2010-11-06 19:36
De pequeño pensaba que las cosas tenían alma.
Quizás la palabra más adecuada no sea alma, sino quizás coranzoncito. Cuando dejaba de jugar con un juguete durante cierto tiempo, me parecía que me miraba con ojos tristes (aunque fuera un balón de fútbol) y me decía "Mírame, aquí estoy, dame unas pataditas". A veces llegaba hasta el punto de esconder juguetes, o libros, o ropa, que por cualquier razón o por ninguna había dejado de usar, para que dejaran de lanzarme esas acusaciones mudas.
Es posible que mis calcetines se juntaran con aquél libro que dejé a medio leer y compartieran sus melancólicas horas cuando yo no estaba presente, como en Toy Story, pero con incursiones en la sección de librería, de mobiliario, y en general de todo, de las cosas.

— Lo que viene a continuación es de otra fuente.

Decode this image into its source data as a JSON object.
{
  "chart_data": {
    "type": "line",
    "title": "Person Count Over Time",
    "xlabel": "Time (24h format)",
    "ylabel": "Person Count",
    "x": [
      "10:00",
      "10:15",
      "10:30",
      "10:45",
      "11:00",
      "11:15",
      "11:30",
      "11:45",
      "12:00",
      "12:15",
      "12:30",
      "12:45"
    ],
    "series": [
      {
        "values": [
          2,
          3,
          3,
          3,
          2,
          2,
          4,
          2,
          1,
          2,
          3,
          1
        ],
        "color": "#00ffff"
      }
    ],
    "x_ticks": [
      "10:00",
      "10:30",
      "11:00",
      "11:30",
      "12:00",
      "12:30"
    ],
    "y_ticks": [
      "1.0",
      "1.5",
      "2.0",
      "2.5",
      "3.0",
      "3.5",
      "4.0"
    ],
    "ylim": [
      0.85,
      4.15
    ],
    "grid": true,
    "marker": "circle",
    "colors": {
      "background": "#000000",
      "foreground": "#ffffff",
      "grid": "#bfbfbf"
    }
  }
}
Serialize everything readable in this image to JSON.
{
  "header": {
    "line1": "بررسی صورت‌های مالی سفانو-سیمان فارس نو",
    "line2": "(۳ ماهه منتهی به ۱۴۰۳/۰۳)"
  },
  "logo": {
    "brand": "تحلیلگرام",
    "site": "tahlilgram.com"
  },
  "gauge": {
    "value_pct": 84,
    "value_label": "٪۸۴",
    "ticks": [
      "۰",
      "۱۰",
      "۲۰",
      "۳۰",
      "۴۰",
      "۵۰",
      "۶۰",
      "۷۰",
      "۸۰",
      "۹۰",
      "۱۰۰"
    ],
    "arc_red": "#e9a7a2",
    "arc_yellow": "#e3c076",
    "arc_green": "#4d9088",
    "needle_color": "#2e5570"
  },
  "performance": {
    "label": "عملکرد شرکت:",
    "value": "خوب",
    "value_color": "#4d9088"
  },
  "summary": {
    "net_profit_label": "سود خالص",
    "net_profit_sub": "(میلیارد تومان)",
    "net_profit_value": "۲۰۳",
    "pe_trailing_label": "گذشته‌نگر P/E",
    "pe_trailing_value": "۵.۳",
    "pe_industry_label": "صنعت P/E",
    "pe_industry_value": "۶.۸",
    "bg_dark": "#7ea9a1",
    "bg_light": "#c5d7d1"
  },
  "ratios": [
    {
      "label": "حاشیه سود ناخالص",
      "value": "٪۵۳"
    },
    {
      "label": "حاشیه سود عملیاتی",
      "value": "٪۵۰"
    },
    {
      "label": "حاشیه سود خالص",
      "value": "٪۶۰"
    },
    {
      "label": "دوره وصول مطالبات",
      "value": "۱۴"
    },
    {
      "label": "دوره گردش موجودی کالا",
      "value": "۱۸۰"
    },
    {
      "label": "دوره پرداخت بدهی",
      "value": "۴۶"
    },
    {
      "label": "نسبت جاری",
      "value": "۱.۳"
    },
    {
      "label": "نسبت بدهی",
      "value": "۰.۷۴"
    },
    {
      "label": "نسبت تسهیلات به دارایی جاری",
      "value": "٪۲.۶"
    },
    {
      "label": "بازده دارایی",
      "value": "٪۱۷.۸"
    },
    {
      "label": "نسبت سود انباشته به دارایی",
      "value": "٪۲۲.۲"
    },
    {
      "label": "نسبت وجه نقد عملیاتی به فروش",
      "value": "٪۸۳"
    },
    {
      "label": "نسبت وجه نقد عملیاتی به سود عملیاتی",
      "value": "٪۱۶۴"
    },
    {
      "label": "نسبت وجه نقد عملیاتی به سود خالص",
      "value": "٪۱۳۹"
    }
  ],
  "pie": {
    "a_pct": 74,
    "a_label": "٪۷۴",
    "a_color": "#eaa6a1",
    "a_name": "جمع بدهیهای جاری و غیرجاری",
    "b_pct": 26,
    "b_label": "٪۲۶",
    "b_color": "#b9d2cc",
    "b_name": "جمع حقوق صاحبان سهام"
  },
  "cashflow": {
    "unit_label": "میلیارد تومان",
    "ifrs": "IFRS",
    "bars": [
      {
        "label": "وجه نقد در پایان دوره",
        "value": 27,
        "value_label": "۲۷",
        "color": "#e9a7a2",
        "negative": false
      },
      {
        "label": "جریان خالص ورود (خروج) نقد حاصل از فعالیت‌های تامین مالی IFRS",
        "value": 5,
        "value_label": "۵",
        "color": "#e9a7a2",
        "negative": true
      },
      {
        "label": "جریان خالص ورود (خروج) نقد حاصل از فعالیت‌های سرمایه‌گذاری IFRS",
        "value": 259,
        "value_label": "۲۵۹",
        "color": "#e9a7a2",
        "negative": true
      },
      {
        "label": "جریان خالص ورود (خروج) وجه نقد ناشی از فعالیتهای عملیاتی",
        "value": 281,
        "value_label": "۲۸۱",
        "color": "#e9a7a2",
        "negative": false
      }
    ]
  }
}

Los mayores, como sabéis, sólo se diferencian de los niños en el precio de los juguetes. Ya sabes positivamente que las cosas no tienen ni corazón, ni alma, y que todo lo que estás haciendo es proyectar tus sentimientos o antropomorfizar los objetos o quizás sean sólo delirios narcisistas.
Pero ahora te da pena de dejar un portátil en perfecto uso pero desbastado por las esquinas y sin letra
y
, porque, caray, todavía puede dar bastante ciclos de CPU (y también porque es una lata sacar un backup de todo, pero esa es otra historia).
Y tu casa. Una casa es más que un objeto, es un contenedor de todo, es un vehículo para tu vida y la de tu familia. Es el sitio que recorres a oscuras, por la noche, buscando el cuarto de baño o un vaso de agua en la cocina, en el otro extremo; es el sitio donde cada sonido está en un catálogo y sabes de dónde viene, a dónde va, y cuánto va a durar; es, en general, un lugar donde das por hechas muchas cosas y donde se encuentra el Google Map de tus rutinas diarias.
Cuando se deja una casa, se deja por una buena razón. Pero volver a ella, ver sus paredes vacías, sus habitaciones silenciosas, dejar de oler sus olores familiares y de sentir sus calores habituales, es como oir una vocecita que te está saludando, alegre por verte de nuevo ahí, recibiéndote, acogiéndote. Y te vuelves a acordar de cuando eras pequeño y pensabas que las cosas tenían alma.
Pero ya eres mayor, y estás seguro de que no la tienen. No pueden tenerla; si fuera así, no podrías soportarlo.